Roger Goodall, engineering professor at Loughborough University says a maglev project must meet three criteria to make sense: “The first is a large megacity at both ends; the second is a distance of about 500 miles because if the cities are too close it’s not worth going fast and if they are too far air travel comes into its own; and the third is having no existing railway.”

 

The proposed Baltimore-D.C. maglev fulfills none of these three criteria. This $15 billion project is another boondoggle we should scrap in its early stage.

 

First, Baltimore is not a megacity, which is defined as a city with population of over 10 million. Baltimore City’s population of just around 600,000 has been steadily declining. Second, the distance between Baltimore City and D.C. is not even close to 500 miles—the proposed maglev distance is just 40 miles. Finally, already-existing railways and buses serve Baltimore-D.C. riders, such as the MARC train and the Megabus.

 

So what will happen if the proposed maglev is built anyway?

 

The maglev will inevitably fail to attract enough riders necessary to keep operating without government subsidies. Consider it logically: a maglev trip is estimated to cost between $50 and $100 for the same 40 miles that would cost $7 if you decided to take the MARC train. This makes maglev an extremely unlikely commuting option for the masses.

 

Not surprisingly, the Shanghai Maglev, the only fully operational commercial maglev, suffered from ridership below 20 percent of capacity when it opened. The line has been losing between 600 and 700 million yuan a year, equivalent to $85 million and $100 million in USD.

 

Contrary to the popular notion, maglev technology is not all that new. It has been around for decades, but has not been commercialized, for good reasons. In 2012, Florida approved a maglev project between Orlando’s airport and convention center, but the project was eventually halted.

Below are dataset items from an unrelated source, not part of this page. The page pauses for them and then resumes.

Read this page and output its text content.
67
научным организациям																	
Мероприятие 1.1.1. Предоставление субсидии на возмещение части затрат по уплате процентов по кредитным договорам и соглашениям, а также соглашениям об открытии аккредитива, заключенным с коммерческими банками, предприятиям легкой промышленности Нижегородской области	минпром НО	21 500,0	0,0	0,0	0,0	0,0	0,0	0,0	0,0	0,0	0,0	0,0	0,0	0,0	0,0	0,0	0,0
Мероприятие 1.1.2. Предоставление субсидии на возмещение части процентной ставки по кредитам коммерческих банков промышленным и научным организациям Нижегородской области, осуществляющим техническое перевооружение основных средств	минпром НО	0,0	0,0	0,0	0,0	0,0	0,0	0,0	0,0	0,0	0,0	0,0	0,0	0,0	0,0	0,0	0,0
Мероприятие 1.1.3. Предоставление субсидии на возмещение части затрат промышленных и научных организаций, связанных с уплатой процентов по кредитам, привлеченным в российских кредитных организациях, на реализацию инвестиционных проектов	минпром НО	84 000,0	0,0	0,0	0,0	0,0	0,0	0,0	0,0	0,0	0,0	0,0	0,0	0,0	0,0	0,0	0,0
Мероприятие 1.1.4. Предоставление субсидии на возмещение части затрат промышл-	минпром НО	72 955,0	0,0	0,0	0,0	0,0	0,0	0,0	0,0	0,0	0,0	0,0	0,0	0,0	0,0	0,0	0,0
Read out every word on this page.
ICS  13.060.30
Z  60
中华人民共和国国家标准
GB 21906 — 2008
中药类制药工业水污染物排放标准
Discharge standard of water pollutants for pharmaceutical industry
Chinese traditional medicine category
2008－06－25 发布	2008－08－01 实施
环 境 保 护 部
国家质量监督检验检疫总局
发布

Pittsburgh and Southern California also experimented with the maglev idea, only to eventually scrap the projects.  

 

In addition, maglev’s reputation suffered when a test run crashed and killed 23 people in Lathen, Germany in 2006. Theoretically, maglev trains are less likely to derail, by design. But “higher speeds increase the risk of serious consequences when something does go wrong and the elevation of the track makes evacuation of the passengers more difficult,” noted Cliff Perry of the Institution of Mechanical Engineers in London.

 

Of course, proponents may argue that the design has improved since 2006, and that second-generation Japanese maglev technology is superior to Germany’s. While that may be true, there is no bulletproof evidence that the new technology is 100-percent safe either. If the new and improved technology is so convincing, why would the Japanese government have to offer a $5 billion subsidy for the proposed D.C.-Baltimore project, just to get their foot in the U.S market?

 

As the Cato Institute’s transportation expert Randall O’Toole once said, “Maglev has all the defects of conventional high-speed rail with the added bonus of higher costs and greater energy requirement.” If the maglev were a transformative transportation solution to all our 21st-century urban problems, it would have been built in many cities across the U.S. and around the world by this time. Maryland officials should keep this in mind before blindly supporting the maglev project.